Main image of article Oracle Makes Cloud Talent Move with Taleo Acquisition
The race to the cloud in talent management continues with Oracle's $1.9 billion acquisition of Taleo, the largest provider of recruitment software. That's a hefty price tag, considering  Oracle CEO Larry Ellison once called cloud computing  “gibberish” and a passing fad. But SAP recently bought SuccessFactors for $3.4 billion and Salesforce.com scooped up Rypple for an undisclosed sum. According to eWEEK, only Salesforce.com records and stores more daily transactions than Taleo. As it explains Oracle's strategy:
Oracle and Taleo will team up to offer a full-service cloud service for organizations to manage their HR operations and employee careers. Oracle's ready-to-go public cloud infrastructure and market gravitas melded with the Taleo know-how will push ahead the development of the HR cloud services model in large measure.
The move is widely viewed as a stepped-up challenge to SAP for a market valued at $6 billion.

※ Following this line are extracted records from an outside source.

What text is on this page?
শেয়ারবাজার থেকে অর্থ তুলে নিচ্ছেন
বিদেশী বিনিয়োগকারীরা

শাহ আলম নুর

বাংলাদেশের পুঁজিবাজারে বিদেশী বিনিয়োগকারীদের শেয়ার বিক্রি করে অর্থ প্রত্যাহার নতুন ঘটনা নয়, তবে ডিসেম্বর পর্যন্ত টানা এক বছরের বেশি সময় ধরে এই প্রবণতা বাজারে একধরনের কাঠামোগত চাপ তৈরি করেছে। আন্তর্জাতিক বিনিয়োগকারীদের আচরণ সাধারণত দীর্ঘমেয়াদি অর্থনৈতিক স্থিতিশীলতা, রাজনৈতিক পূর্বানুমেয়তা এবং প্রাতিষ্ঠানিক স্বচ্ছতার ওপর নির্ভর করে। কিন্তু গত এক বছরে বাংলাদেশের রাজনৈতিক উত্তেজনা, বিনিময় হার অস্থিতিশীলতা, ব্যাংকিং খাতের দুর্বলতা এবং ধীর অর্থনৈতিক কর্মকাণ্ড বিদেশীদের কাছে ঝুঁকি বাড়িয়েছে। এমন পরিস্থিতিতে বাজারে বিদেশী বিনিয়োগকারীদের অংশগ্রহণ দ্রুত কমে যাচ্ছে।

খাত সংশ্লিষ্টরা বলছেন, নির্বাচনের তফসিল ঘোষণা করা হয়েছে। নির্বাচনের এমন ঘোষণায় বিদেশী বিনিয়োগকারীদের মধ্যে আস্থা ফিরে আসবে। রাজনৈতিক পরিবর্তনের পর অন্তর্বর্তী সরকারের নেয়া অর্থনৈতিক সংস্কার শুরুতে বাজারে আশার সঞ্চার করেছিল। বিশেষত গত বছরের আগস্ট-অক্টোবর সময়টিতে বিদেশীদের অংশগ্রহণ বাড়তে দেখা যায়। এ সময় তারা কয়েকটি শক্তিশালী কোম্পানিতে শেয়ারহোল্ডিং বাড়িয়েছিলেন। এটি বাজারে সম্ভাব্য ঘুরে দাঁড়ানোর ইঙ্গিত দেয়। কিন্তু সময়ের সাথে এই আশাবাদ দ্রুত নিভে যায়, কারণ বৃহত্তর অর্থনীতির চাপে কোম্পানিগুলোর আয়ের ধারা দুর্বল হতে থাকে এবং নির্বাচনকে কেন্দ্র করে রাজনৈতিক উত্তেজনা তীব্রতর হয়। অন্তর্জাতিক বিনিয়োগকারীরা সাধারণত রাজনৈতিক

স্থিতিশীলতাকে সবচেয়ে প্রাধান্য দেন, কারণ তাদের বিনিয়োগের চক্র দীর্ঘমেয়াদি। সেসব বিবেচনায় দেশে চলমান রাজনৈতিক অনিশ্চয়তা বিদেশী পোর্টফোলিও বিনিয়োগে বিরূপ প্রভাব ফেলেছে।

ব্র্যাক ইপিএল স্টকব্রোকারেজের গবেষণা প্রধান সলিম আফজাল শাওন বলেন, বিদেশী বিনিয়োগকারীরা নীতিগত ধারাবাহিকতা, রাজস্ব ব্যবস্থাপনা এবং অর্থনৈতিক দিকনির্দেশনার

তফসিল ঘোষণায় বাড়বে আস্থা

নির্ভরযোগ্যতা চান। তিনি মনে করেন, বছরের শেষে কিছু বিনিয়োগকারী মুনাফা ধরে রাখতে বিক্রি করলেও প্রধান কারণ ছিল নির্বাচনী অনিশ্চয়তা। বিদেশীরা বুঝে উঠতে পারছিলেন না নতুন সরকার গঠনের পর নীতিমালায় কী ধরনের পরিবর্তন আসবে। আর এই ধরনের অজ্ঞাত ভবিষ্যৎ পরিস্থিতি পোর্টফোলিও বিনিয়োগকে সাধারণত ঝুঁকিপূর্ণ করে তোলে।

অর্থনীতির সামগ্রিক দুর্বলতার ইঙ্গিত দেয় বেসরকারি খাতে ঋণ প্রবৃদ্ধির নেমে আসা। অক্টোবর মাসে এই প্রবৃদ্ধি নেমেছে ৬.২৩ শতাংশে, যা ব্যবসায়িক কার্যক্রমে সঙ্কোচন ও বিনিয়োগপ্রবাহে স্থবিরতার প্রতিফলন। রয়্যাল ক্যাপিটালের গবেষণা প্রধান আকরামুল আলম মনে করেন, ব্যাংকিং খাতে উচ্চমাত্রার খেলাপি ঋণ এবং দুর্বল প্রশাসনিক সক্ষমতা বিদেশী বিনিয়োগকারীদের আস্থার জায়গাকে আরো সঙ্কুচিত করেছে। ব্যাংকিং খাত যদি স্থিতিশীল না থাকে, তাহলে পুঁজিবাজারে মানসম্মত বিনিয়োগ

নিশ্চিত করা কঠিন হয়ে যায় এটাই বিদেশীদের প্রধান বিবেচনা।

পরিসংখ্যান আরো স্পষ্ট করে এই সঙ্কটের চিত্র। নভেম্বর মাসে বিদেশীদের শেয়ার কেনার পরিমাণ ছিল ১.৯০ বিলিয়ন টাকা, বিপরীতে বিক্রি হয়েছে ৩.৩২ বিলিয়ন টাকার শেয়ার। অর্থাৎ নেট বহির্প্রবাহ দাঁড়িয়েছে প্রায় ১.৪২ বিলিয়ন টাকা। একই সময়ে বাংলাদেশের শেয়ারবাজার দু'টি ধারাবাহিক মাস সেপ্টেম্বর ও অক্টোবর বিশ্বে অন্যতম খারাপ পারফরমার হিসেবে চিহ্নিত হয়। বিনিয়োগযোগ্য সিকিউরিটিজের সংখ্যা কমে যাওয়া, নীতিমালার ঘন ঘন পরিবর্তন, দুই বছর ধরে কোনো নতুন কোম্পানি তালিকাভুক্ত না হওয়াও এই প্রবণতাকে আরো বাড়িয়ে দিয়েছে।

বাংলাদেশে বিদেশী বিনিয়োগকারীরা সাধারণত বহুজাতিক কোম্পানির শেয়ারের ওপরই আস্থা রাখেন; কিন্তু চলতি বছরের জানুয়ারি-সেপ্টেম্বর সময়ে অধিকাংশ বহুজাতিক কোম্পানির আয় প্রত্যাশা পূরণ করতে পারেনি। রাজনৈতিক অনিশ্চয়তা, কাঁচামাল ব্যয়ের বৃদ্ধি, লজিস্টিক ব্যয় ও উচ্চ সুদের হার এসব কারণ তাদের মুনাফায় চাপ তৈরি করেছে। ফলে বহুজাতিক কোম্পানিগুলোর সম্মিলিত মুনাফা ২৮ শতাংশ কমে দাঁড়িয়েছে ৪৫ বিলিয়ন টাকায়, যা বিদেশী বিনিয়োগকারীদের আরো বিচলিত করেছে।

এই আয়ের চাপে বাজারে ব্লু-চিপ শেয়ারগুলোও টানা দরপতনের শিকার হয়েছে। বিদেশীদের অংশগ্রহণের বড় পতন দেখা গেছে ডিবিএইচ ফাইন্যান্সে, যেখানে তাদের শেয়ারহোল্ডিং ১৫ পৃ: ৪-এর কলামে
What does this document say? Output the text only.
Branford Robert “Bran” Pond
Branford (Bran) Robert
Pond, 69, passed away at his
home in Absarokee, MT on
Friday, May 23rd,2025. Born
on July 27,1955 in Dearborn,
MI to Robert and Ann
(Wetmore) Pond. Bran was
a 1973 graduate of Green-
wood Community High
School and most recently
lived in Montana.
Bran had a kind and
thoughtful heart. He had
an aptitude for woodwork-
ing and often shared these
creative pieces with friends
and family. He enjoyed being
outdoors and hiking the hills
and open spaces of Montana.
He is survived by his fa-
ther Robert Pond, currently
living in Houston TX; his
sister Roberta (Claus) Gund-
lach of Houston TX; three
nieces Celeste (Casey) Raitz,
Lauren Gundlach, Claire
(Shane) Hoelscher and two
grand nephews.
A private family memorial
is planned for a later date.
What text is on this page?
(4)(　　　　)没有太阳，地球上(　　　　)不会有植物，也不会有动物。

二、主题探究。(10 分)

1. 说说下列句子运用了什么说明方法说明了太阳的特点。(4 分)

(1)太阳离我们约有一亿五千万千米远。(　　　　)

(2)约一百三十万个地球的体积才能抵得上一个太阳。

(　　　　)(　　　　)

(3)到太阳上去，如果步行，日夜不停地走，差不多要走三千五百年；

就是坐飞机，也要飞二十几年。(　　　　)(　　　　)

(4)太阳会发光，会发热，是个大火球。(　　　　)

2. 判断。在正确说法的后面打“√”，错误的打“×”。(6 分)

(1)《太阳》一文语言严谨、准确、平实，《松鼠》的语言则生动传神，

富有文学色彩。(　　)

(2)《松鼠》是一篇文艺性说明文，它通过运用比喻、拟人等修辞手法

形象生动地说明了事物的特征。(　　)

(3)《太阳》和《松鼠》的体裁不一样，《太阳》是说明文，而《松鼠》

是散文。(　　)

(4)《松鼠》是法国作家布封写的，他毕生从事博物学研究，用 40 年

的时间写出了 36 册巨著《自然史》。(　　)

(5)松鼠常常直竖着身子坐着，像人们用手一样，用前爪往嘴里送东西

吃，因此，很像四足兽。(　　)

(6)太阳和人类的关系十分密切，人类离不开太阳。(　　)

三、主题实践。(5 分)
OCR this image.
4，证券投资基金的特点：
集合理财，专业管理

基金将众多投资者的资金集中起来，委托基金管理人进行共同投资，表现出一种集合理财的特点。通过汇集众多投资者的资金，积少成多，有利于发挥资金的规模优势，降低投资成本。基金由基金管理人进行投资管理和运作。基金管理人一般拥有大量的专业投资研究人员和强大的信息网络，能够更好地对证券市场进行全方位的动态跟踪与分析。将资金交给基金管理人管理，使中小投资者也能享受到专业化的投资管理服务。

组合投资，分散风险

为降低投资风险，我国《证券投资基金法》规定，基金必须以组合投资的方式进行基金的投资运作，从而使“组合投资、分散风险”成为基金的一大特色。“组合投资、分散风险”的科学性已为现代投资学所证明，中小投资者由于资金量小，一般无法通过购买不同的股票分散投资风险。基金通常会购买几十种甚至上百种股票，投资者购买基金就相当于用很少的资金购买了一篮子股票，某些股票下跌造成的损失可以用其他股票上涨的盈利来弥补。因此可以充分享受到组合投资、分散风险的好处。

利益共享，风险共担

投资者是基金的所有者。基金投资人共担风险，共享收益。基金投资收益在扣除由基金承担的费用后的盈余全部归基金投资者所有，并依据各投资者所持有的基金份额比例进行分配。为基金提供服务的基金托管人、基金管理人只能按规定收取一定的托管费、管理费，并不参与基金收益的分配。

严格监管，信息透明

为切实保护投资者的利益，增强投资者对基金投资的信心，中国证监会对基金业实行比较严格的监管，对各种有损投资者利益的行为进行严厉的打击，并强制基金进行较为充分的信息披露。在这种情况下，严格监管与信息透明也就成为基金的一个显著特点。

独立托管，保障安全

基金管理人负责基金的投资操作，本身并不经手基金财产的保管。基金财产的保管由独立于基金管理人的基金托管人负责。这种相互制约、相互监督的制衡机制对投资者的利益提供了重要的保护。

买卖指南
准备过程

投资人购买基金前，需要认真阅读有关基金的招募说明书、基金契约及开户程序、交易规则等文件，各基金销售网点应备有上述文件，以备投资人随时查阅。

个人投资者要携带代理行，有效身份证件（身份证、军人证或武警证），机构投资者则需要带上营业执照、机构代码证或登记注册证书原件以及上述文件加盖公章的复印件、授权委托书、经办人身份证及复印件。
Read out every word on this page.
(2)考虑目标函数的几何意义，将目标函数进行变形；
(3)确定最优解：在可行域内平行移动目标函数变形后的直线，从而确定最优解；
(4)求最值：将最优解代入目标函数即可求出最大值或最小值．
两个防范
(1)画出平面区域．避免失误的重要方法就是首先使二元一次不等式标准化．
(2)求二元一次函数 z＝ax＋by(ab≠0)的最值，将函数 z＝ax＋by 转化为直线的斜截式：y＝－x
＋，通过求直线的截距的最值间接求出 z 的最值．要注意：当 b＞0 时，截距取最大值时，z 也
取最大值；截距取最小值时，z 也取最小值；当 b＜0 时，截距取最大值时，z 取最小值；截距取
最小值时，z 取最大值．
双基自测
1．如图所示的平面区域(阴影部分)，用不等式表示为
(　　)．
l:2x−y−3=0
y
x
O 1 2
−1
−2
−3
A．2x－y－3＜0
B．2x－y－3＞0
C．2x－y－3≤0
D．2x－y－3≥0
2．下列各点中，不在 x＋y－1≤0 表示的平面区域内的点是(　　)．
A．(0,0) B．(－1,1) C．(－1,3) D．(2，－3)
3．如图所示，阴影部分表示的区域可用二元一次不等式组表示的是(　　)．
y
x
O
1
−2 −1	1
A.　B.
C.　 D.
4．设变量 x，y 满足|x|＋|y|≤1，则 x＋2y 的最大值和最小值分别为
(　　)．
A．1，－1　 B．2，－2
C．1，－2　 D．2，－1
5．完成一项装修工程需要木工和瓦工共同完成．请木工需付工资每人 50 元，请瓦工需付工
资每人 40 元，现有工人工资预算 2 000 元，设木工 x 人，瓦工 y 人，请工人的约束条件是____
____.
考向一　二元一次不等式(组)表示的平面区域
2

Financial Times points to an IDC study that found a market growth rate of 41 percent for the sector between 2009 and 2010, with Taleo and SuccessFactors as leading players. However, analyst Frank Scavo, president of Computer Economics, tweeted Thursday that the real challenge Oracle is trying to address is not from SAP, but Workday, the software created by PeopleSoft co-founder Dave Duffield after Oracle acquired the company. All this acquisition fever could make the timing right for a Workday IPO, according to Forrester Research analyst Paul Hamerman. He pointed out to The Associated Press that Oracle is paying about six times Taleo's annual revenue while SAP is buying SuccessFactors for about 10 times its annual revenue. And analyst Josh Bersin said of the deal:
Companies like Workday, Salesforce.com, ADP, and IBM are not going to sit back and wait for Oracle and SAP to grab market share. Plus, there are hundreds of well-capitalized, innovative young companies in talent management software who will continue to innovate in this market. These companies will likely continue to grow, and hope that they too can be acquired by SAP or Oracle. There are still many "unsolved problems" in the talent management space, just now two very big players to deal with.